Expect healthcare organizations to take big steps in 2019 to finally close the gap between healthcare cybersecurity standards and the standards of other industries. However, this year could be the worst the healthcare industry has ever seen in terms of breaches. Breaches over the past year have increased every quarter, with 4.39 million medical records exposed in Q3 alone. While healthcare IT invests in new security measures, cybercriminals are also demonstrating more sophisticated approaches that the industry will surely struggle to keep up with.
Machine Learning and Artificial Intelligence Healthcare
Another impactful trend shaping the healthcare industry is the growing prominence of artificial intelligence (AI) research and applications. Healthcare AI startups have seen a steady increase in the number of deals and equity funding in the past year, hitting a historic high last quarter. This makes healthcare the largest industry for AI deal activity.

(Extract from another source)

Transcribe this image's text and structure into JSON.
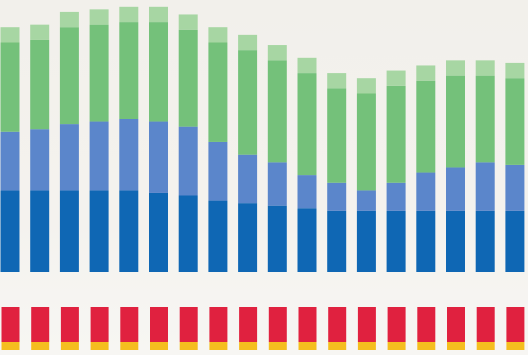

Innovations in robotic process automation, manual task automation and deep learning are all opening the door for strong applications in the healthcare industry. Google’s DeepMind is planning clinical trials in 2019 for a product that will use AI to diagnose eye diseases. Apple is also investing in its ResearchKit and CareKit software frameworks that will use machine learning to provide medical researchers with more robust and meaningful data. BeyondVerbal is another AI engine that is studying voice patterns to diagnose chronic diseases over the phone.
There are hundreds of other promising new healthcare AI projects currently being launched and there will undoubtedly be hundreds more in 2019. Pharma companies in particular are jumping on this trend by investing earlier in artificial intelligence technology than usual. Expect there to be several major acquisitions of AI and machine-learning startups that significantly reshape the industry.
While these are some of the trends identified as being important in 2019, they really only scratch the surface. Healthcare professionals and investors will have to keep a close eye on these and other trends as they develop throughout the coming year and beyond. As the industry adjusts to improve patient care, investors must understand how to adjust their strategies to follow.